International Justice Day: Accountability breeds dignity

On July 17, advocates mark achievements in international justice while demanding more action.

Lubanga DRC ICC
The International Criminal Court recently handed down its first conviction to Congolese warlord Thomas Lubanga [AFP]

As we mark July 17, designated International Justice Day by the state parties of the International Criminal Court (ICC) just over two years ago, we should not limit our focus to the work of the court or criminal justice as such.

It is vital we have a wider conception of how justice can be achieved in the aftermath of atrocities and why it is necessary to do so. Pursuing justice in these conditions presents an opportunity to do three crucial things: reaffirm a society’s shared values about basic ideas of right and wrong; restore confidence in the institutions of the state charged with protecting fundamental rights and freedoms; and recognise the human dignity of the victims of atrocities that have taken place.

Criminal justice does have a central role to play in these aims, but the means of achieving them lies not in the singular pursuit of prosecutions, but in managing a range of measures that ensure there can be no denial about the patterns of abuses that occurred – that the truth be known; that those bearing the most responsibility face trial; that material and symbolic reparations are provided to victims to the extent possible, and that flawed institutions are reformed to remove wrongdoers and ensure that such practices do not recur.

 New ICC chief prosecutor sworn in

Over the last 20 years we have learned much more about how these things might be done to better effect, but we remain in the foothills. The one truth that has been proved again and again is that the key to justice lies not in rhetoric or the occasional trial, or the one-off truth commission, but in a fundamental recognition of the dignity of those who have suffered. If we take that seriously, the rest follows much more easily.

The pursuit of justice has come a long way in the last few decades, and as such the prospect of the protection of most fundamental rights and freedoms around the world stands stronger than it once did. Those engaged in large-scale killing, torture, rape, disappearance, and systematic starvation have been on notice for some time that they should not expect to get away with it.

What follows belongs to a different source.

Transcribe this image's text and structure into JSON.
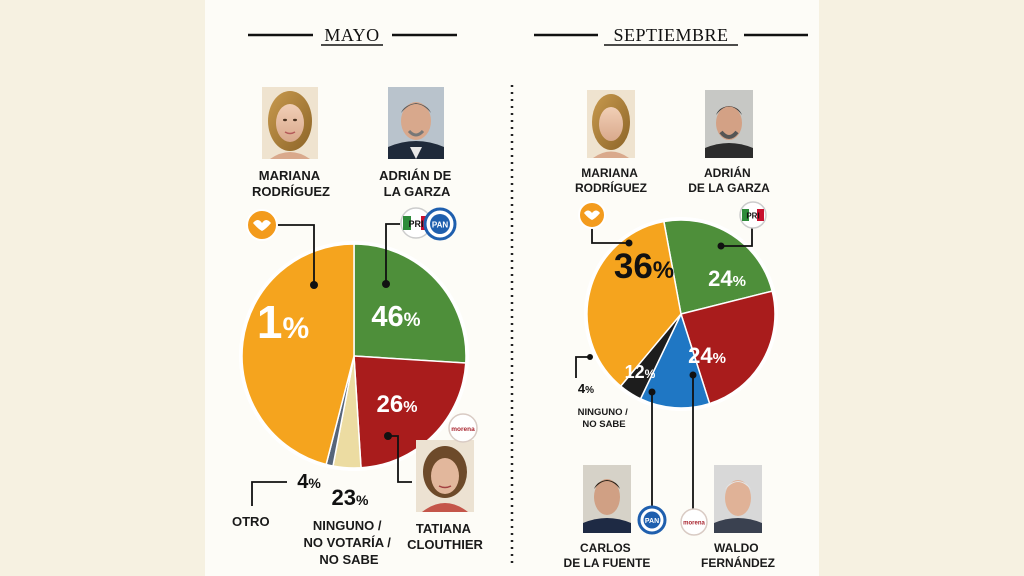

International Justice Day is partly about recommitting to the promise the international community has made to victims that such crimes will not be tolerated. It is a day on which we can all reaffirm basic notions of right and wrong that transcend ideology: that it is never acceptable to disappear a person because she disagrees with your political views; that it is never acceptable to rape a girl because your commander told you it was like a form of payment; that it is never acceptable to torture a prisoner because his colleagues attacked your colleagues.

These are principles of an almost shockingly minimal standard and yet we still frequently find ourselves having to make the case for them. The good news is that slowly but surely, accountability is becoming more of a reality. And this understanding of accountability takes the form not only of criminal trials, but also in almost 50 truth commissions that have taken place; in the multiple (although some flawed) reparations programs instituted in many countries; in the reform of police, judicial, security and intelligence sectors.

There will inevitably be claims that international justice has turned into some kind of persecution of African states. We should not let this argument cloud the fact that real progress is being made, both in terms of accountability and our complex understanding of what that means for societies dealing with a legacy of past abuses.

This is not the place to confront the arguments about the ICC “picking on Africa”. But let us think for a moment – not of the African leaders who make such claims, but of the African victims who are not allowed to be heard. We should of course depreciate and fight against the double standards that allow leaders of powerful states to escape justice, but if that leads to abandoning the fight for the right to justice of victims in Africa, the only victors are the violent leaders of both the powerful and the weak states. The victims of crimes committed in Africa have the same rights as victims everywhere. The fundamental dignity of the child soldier forcibly recruited in the Democratic Republic of the Congo is the same fundamental dignity of the disappeared in Argentina in the 1970s, of the Mayan villagers massacred in Guatemala the 1980s, of the dead and tortured in the Omarska camp in Bosnia and Herzegovina in the 1990s.

The response to these atrocities, perpetrated throughout the world, remains complex. We are getting better at understanding those complexities, at recognising the opportunities for societies to rebuild on the basis of taking the dignity of victims seriously. Criminal justice alone is an instrument with limited reach, but an essential part of the equation. Working together with the efforts to ensure truth, reparations, and reform, we can help ensure such atrocities do not recur.

We celebrate today the progress made in the fight for justice. We remember the struggles to get to where we are, the lives lost and the hardships suffered along the way, and the constant unobserved struggle of many that continues today. We reaffirm the call to justice, to the basic recognition of right and wrong, and to the knowledge that where there is no accountability, there is no dignity.

Paul Seils is vice president of the International Center for Transitional Justice and former head of Analysis Section of the Office of the Prosecutor at the International Criminal Court.